Nothing makes me sad like reading 2018 comments in all their pinched partisan predictability condemning the great, far-ranging, unafraid talents of the 60s and 70s for their sins against the Present Regime.

Bertolucci, Brando, Mailer, Kael—all great and fearless voyagers into the new. Enjoy your Marvel stories.

bonkti said...

I saw Deep Throat (1972) when I was salmon fishing in Newport, Oregon, in the spring of '73. Some brilliant entrepreneur went up the coast fishing and logging towns, parking his retired school bus cum theater in gas stations, charging five bucks a head, filling the narrow seats with hooting, burly men as a public service.
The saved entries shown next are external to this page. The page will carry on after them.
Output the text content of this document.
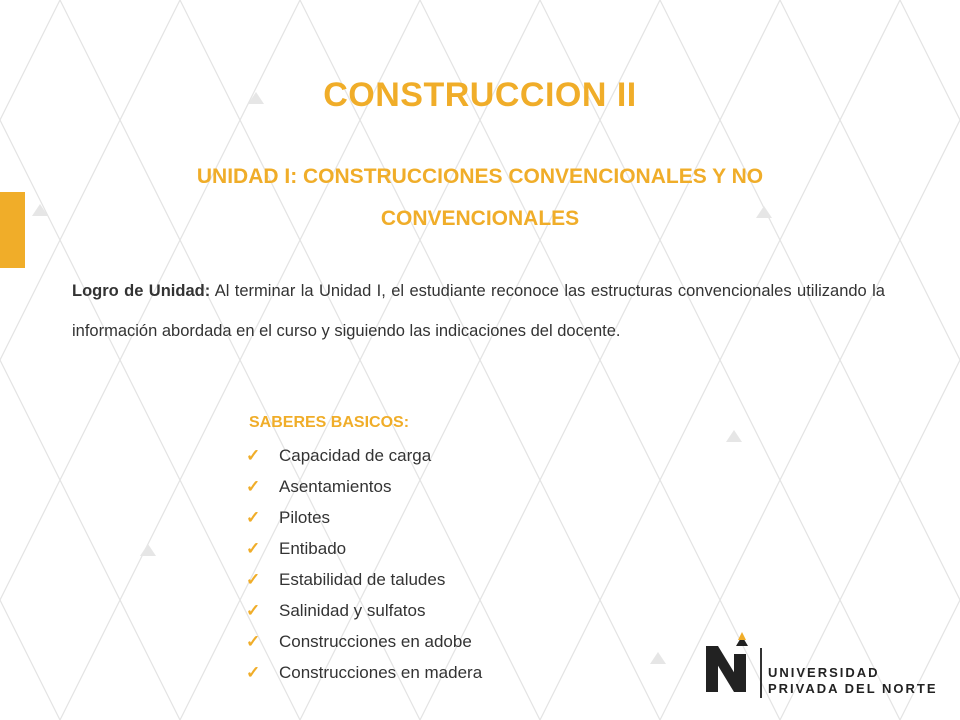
CONSTRUCCION II
UNIDAD I: CONSTRUCCIONES CONVENCIONALES Y NO
CONVENCIONALES
Logro de Unidad: Al terminar la Unidad I, el estudiante reconoce las estructuras convencionales utilizando la información abordada en el curso y siguiendo las indicaciones del docente.
SABERES BASICOS:
✓	Capacidad de carga
✓	Asentamientos
✓	Pilotes
✓	Entibado
✓	Estabilidad de taludes
✓	Salinidad y sulfatos
✓	Construcciones en adobe
✓	Construcciones en madera	UNIVERSIDAD
PRIVADA DEL NORTE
While the audience, as best as I could tell, was there for the charms of Linda Lovelace, the modesty of her male companions was hardly in evidence.

Zach said...

The rage that led to [[SPOILER ALERT] Jeanne's shooting Paul to death] is motivated, but again the act itself is focused on Paul.... [W]hat Bertolucci is really saying is (male fantasy): See what happens when you strip yourself bare for a woman?

Which woman? His wife?

The scene where Brando's character gets emotionally naked is the one where he's confronting his wife's corpse:

https://www.youtube.com/watch?v=wh4XkC0-_Zc

Jeanne pulls the trigger, but Paul is killing himself, with or without her.

Zach said...

I really liked "The Dreamers."

I never realized it was by the same guy as Last Tango in Paris.

Zach said...

Schneider does a good job in her role. It's just her bad luck that the best role of her life was in a movie so completely dominated by someone else. And worse luck that a memorable scene featured butter.

The guy who played Norman Bates in Psycho had the same problem -- the film where he played a twitchy weirdo was so good that nobody could see him as anything but a twitchy weirdo afterward.